Informal housing in Kibera neighborhood in Nairobi, Kenya (Photo: klndonnelly, via Flickr, CC BY 2.0)
Cities in the global South hold some of the greatest, but most overlooked, climate-related health challenges. Yet, they are also places where there are major opportunities to not only tackle health and climate change together, but also overcome deeply entrenched urban inequalities.
This project, funded by Wellcome Trust under its Climate Impacts Award, will:
- Synthesise and contextualise the impacts of climate change on health in vulnerable urban settlements in India, Kenya, South Africa and Sierra Leone
- Co-produce stories of health-related climate impacts and the actions which could address them in order to bring the complex causes to life, and
- Develop innovative approaches to achieving impact at multiple scales.
What is IIED doing?
Historically, very basic data on vulnerable urban settlements is missing due to their exclusion from formal planning processes. Data on the impacts of climate on health in such settings is no different and, as a result, is poorly understood.

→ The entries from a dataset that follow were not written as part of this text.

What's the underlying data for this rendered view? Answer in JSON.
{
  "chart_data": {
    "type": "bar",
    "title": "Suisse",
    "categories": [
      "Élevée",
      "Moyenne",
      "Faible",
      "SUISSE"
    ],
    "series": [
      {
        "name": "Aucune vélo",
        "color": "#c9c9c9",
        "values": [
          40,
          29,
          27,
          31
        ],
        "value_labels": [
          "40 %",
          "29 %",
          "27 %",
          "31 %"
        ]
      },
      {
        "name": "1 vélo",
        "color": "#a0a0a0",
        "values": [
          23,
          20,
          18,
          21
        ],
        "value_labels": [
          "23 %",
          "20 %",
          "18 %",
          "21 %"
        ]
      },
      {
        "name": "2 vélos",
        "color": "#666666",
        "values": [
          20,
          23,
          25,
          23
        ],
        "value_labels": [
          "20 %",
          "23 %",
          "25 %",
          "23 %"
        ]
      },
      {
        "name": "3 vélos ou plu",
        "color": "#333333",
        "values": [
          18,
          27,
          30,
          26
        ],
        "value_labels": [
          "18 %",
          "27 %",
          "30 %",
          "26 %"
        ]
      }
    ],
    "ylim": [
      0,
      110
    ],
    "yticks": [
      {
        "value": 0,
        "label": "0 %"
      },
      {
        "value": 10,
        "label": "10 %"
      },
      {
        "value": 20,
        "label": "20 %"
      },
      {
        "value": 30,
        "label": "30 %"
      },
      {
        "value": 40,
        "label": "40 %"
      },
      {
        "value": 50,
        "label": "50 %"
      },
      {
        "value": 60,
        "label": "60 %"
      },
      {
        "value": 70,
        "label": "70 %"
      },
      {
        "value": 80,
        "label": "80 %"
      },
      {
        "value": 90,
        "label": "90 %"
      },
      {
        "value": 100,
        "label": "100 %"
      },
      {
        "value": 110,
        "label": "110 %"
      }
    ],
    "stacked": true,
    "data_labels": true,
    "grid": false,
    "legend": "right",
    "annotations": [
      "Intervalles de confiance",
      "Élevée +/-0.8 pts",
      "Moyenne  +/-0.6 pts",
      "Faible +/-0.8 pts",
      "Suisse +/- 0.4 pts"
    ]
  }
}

This lack of information is a reason why these settlements are distanced – both socially and spatially – from decision makers even though they are on the frontline of climate change and already experiencing the effects of associated health problems.
The work undertaken by this project sits between research, knowledge and policy, arguing that cities of low-and middle-income countries face an especially urgent imperative to adapt to current and projected climate change impacts while providing avenues for improving human wellbeing.
Work on urban health shows how social and environmental determinants mean that personal and household economic status, identity-based inequality, and social and physical environments, determine health outcomes.
The project team will collaborate with communities from vulnerable settlements, such as informal settlements and workplaces, communities living in occupied buildings and worker housing colonies, to show both the increasing and differential experience of climate change, as well as its impacts on health outcomes.
IIED will convene workshops with residents to shape and deliver community-led narratives of how climate change impacts health. Through continued engagement, project partners will tell stories about climate’s impact on health, as well as offer ways of engagement and response using geography-specific strategies.
This process will be enhanced by research showing household and community health histories to encourage evidence-based policy uptake. The project will utilise audio-visual storytelling, including documentary films as well as photo and film exhibitions.